Virada imortal, é assim que o Grêmio deve lembrar da vitória diante do Palmeiras, 2 a 1, no Pacaembu e a classificação para a semifinal da Libertadores. Primeiro de tudo, foi um ótimo jogo e o time gaúcho, justificou o apelido de imortal. Além disso, começou nervoso, errou passes e tomou o primeiro gol. O nome da virada Everton ( Foto – Divulgação ), fez um gol, deu outro gol para Alisson e tomou conta da partida.

Acima de tudo, o Grêmio não se intimidou diante dos problemas. Manteve sua forma de jogar com troca de passes e posse de bola. Certamente, ter um jogador que desequilibra fez muita diferença. Everton empatou o jogo após falta batida por Jean Pyerre. Venceu na corrida e na insistência a zaga do Palmeiras e entregou de bandeja o gol para Alisson. Não parou de infernizar o adversário até o fim. Provou ser jogador diferenciado.

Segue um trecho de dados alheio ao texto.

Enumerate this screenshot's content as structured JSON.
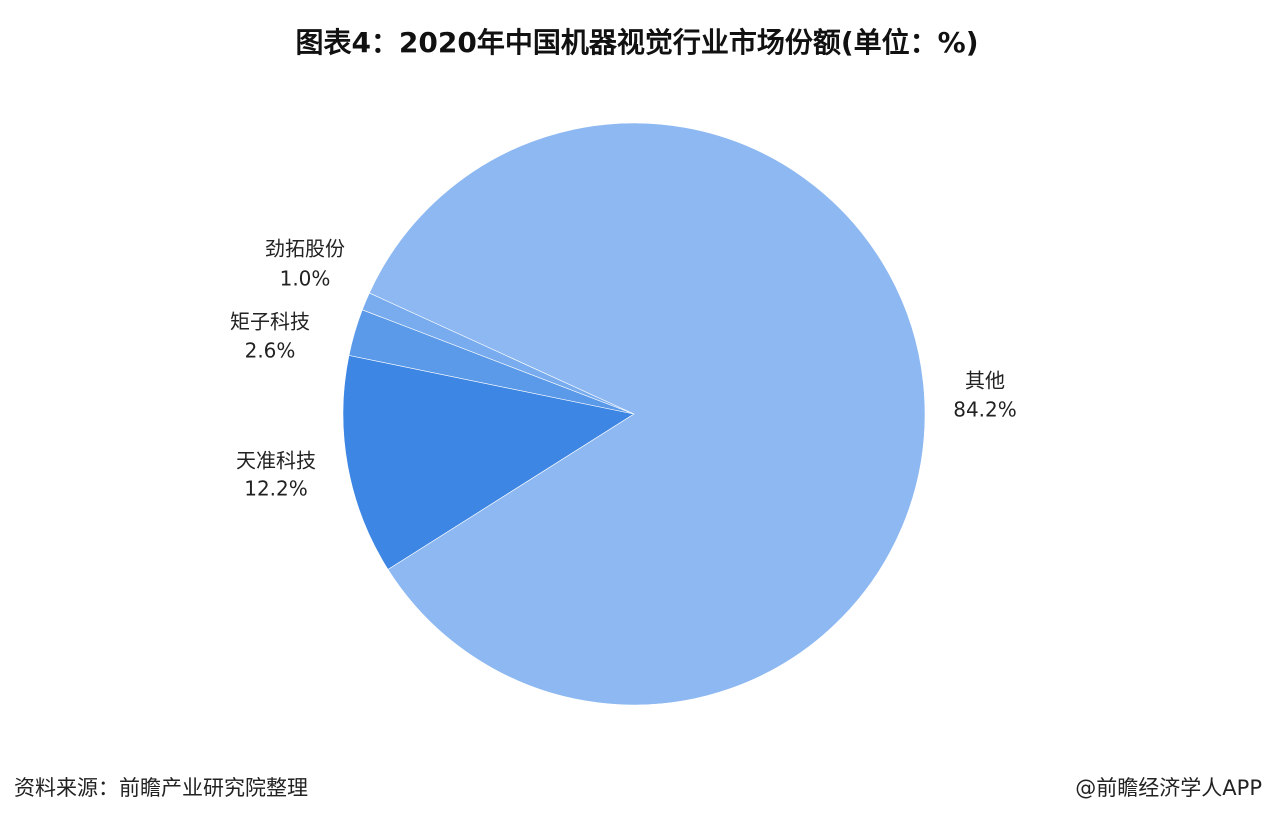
{
  "chart_data": {
    "type": "pie",
    "title": "图表4：2020年中国机器视觉行业市场份额(单位：%)",
    "categories": [
      "天准科技",
      "矩子科技",
      "劲拓股份",
      "其他"
    ],
    "values": [
      12.2,
      2.6,
      1.0,
      84.2
    ],
    "value_labels": [
      "12.2%",
      "2.6%",
      "1.0%",
      "84.2%"
    ],
    "colors": [
      "#3d86e3",
      "#5b9ae8",
      "#78acef",
      "#8db8f2"
    ],
    "source": "资料来源：前瞻产业研究院整理",
    "credit": "@前瞻经济学人APP"
  }
}
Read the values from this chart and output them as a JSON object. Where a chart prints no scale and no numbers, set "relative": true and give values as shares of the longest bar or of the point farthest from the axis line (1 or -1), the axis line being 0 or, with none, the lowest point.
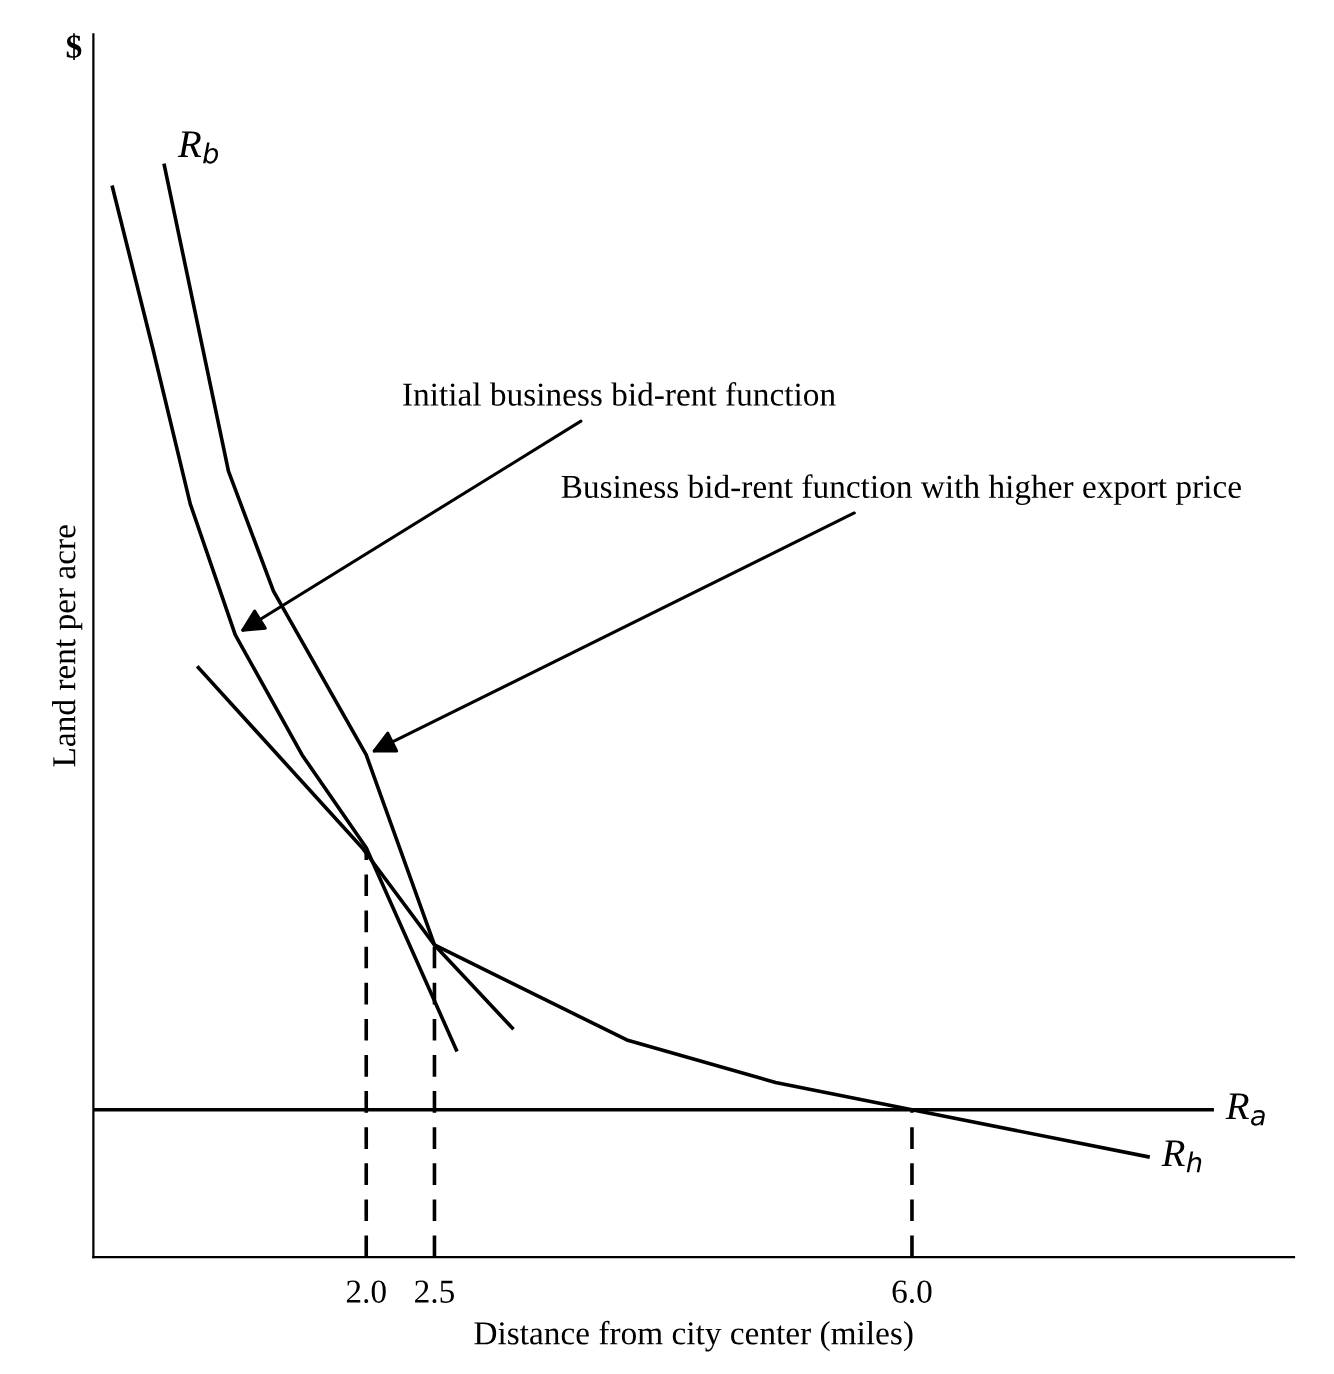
{
  "chart_data": {
    "type": "line",
    "relative": true,
    "xlabel": "Distance from city center (miles)",
    "ylabel": "Land rent per acre",
    "xlim": [
      0,
      8.8
    ],
    "xticks": [
      {
        "value": 2,
        "label": "2.0"
      },
      {
        "value": 2.5,
        "label": "2.5"
      },
      {
        "value": 6,
        "label": "6.0"
      }
    ],
    "grid": false,
    "legend": false,
    "marker": "none",
    "series": [
      {
        "name": "R$_{b}$",
        "color": "#000000",
        "x": [
          0.52,
          0.99,
          1.32,
          2.0,
          2.5,
          3.07
        ],
        "values": [
          1.0,
          0.72,
          0.61,
          0.46,
          0.286,
          0.21
        ]
      },
      {
        "color": "#000000",
        "x": [
          0.14,
          0.44,
          0.71,
          1.04,
          1.53,
          2.0,
          2.66
        ],
        "values": [
          0.98,
          0.83,
          0.69,
          0.57,
          0.46,
          0.375,
          0.19
        ]
      },
      {
        "name": "R$_{h}$",
        "color": "#000000",
        "x": [
          0.77,
          1.97,
          2.5,
          3.91,
          5.0,
          6.0,
          7.73
        ],
        "values": [
          0.54,
          0.375,
          0.286,
          0.199,
          0.16,
          0.135,
          0.092
        ]
      },
      {
        "name": "R$_{a}$",
        "color": "#000000",
        "x": [
          0,
          8.2
        ],
        "values": [
          0.135,
          0.135
        ]
      },
      {
        "color": "#000000",
        "line_style": "dashed",
        "x": [
          2.0,
          2.0
        ],
        "values": [
          0,
          0.375
        ]
      },
      {
        "color": "#000000",
        "line_style": "dashed",
        "x": [
          2.5,
          2.5
        ],
        "values": [
          0,
          0.286
        ]
      },
      {
        "color": "#000000",
        "line_style": "dashed",
        "x": [
          6.0,
          6.0
        ],
        "values": [
          0,
          0.135
        ]
      }
    ],
    "annotations": [
      "$",
      {
        "text": "Initial business bid-rent function",
        "x": 1.04,
        "y": 0.57
      },
      {
        "text": "Business bid-rent function with higher export price",
        "x": 2.0,
        "y": 0.46
      }
    ]
  }
}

O Palmeiras falhou feio na defesa e caiu na armadilha. Não tem força emocional em campo. Desta vez não apelou, mas ficou entregue diante do adversário. Mais digno de nota, Renato Portaluppi usou as armas do rival. Travou o jogo após garantir a virada. Usou o talento da equipe na posse de bola para minar a reação do Palmeiras. Sofreu porque sofrer é o elixir dos vitoriosos. O Grêmio deixou o Pacaembu com a certeza de ser vencedor.